Um 1827 kam durch England, dessen einst so ergiebige Schätze in Borrowdale erschöpft waren, Graphit von der Insel Ceylon in den Handel.

Für die deutsche Industrie ist die Entdeckung von Graphitlagern in Sibirien nahe der Grenze von China bedeutsam geworden. Der Kaufmann und Forschungsreisende J. P. Alibert kam im Osten Sibiriens in die dortige Gebirgsgegend. Teilweise von der Hoffnung beseelt, Gold im Gestein zu finden, stieß er auf reinen Graphit. Nach vieler Mühe und Arbeit gelang es ihm 1847, auf der Höhe des Felsengebirgs Batougul etwa zweihundertvierzig Meter über dem Meer und vierhundert Werst westlich von Irkutsk eine Mine anzulegen, die ausgezeichnet reinen Graphit ergab. Die Förderung dieser Gruben ist 1856 durch das Haus Faber für die deutsche Industrie gerettet worden, und inzwischen entfaltete letztere sich zur Beherrschung des Weltmarktes.

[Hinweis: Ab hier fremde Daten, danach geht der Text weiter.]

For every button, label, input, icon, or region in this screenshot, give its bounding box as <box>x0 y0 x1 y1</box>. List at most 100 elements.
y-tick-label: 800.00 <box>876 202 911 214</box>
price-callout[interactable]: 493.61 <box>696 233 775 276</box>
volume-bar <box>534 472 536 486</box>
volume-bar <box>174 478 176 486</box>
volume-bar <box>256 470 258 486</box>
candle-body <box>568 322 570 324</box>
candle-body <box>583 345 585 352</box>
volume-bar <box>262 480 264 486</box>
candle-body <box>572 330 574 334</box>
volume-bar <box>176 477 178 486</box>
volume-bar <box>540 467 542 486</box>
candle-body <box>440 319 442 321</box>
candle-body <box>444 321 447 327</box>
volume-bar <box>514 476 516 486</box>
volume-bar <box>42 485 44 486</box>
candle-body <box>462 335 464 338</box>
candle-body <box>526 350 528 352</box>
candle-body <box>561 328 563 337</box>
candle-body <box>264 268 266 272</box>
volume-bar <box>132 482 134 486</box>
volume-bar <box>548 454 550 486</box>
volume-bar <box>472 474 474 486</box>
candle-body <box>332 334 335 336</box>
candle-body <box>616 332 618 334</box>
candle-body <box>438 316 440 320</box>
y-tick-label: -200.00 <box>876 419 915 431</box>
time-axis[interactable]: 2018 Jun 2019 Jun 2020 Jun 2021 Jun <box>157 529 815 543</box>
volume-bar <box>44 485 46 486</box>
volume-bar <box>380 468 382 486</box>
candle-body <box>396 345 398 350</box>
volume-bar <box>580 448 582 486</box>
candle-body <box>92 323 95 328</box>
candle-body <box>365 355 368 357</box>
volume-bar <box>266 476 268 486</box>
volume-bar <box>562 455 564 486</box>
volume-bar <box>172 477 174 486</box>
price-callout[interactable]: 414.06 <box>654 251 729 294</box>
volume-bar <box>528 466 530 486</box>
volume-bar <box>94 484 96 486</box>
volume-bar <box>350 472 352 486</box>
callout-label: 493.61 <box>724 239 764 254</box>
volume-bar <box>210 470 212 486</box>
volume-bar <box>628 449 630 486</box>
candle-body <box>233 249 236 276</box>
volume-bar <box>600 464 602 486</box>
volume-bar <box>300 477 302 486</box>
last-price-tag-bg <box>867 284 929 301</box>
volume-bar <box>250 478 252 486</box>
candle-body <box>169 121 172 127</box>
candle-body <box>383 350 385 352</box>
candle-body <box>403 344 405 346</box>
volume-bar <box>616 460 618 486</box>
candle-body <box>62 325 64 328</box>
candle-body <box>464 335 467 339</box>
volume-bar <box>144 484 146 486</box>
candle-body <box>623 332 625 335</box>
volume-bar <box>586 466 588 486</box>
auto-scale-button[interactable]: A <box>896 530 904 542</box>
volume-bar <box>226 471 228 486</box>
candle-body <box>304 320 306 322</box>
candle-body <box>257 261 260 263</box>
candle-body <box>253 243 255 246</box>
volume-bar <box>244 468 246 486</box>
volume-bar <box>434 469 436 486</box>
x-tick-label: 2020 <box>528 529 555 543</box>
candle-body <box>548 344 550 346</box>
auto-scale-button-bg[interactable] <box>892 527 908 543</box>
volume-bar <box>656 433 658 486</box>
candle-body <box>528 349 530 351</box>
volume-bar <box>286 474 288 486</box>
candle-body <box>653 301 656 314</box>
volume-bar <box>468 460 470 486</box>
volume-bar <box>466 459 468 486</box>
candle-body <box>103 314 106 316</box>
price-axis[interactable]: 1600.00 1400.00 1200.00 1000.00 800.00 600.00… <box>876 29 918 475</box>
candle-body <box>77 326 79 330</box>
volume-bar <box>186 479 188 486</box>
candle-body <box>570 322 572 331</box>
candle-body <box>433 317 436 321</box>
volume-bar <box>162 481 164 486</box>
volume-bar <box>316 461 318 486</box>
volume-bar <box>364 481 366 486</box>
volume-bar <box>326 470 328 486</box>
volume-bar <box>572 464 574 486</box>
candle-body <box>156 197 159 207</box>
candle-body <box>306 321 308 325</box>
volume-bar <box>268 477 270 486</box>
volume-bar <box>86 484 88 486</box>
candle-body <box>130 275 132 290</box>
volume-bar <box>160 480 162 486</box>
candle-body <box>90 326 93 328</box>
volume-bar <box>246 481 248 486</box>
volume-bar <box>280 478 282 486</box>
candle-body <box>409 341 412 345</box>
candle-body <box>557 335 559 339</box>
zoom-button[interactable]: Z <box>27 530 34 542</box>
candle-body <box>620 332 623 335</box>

Auf Ceylon befinden sich die reichsten Gruben im Westen des Gebirges, da dort die Eisenbahnverbindungen für den Transport günstig sind. Die Gewinnung und Verarbeitung des wertvollen Materials geht in primitiver Weise vor sich. Man arbeitet im Tagebau und schafft den Rohstoff in Fässern fort, um ihn an anderer Stelle zu zerschlagen, zu sieben, mit Wasser zu reinigen, weiter zu zerkleinern, zu schlämmen, zu trocknen und zu verpacken.

Von der vielfältigen Verwendung des Graphits zu allerlei technischen Zwecken kann nur einiges erwähnt werden. In der Eisengießerei und Stahlfabrikation ist dieser Mineralstoff unentbehrlich; Kamine, Ofen, Röhren verdanken ihm ihren grauen, metallglänzenden, vor Rost schützenden Überzug; auch für Holz und Ton liefert er eine dauerhafte Anstrichfarbe. Bedeutend ist die Graphittiegelfabrikation zu Schmelzzwecken. Bekannt sind die Passauer Schmelztiegel, die schon von Georg Agricola (1490 bis 1555) gerühmt wurden. Man stellt dort auch Muffeln, Windröhren, Sandbadschalen, feuerfeste Ziegel, Kochgeschirre, Waschkessel und vieles andere her. Im Elektrizitätswesen spielt Graphit für Batterieelemente und Kohlen eine wichtige Rolle. Als guter Leiter der Elektrizität ist er in der Galvanoplastik wertvoll, weil man Formen aus verschiedensten zu diesen Zwecken geeigneten Stoffen damit überziehen kann, um sie für den galvanischen Strom leitend zu machen. Künstliche Schleif- und Poliersteine werden aus Retortengraphit hergestellt. Graphit in Mischung mit anderen Stoffen gibt einen ausgezeichneten luftdichten Kitt für Dampfkessel und Gasröhren. Ferner ist Graphit dienlich zur Verminderung der Reibung von Maschinen, wobei er entweder als feinstes Pulver oder mit Fett und Ölen gemischt gebraucht wird. Feingeschlämmt lässt er sich statt des Öls für die Zapfen in Uhren, selbst bei Chronometern, anwenden. Graphit fand in der Medizin Aufnahme gegen Flechten und Krätze. Das feine Grau verschiedentoniger Filzhüte dankt diesem Mineral seinen besonderen Reiz. Was aber wichtiger ist, Tausende von Menschen finden Beschäftigung in der Verarbeitung dieses vielgebrauchten Naturproduktes, an dem auch unser Land nicht arm ist.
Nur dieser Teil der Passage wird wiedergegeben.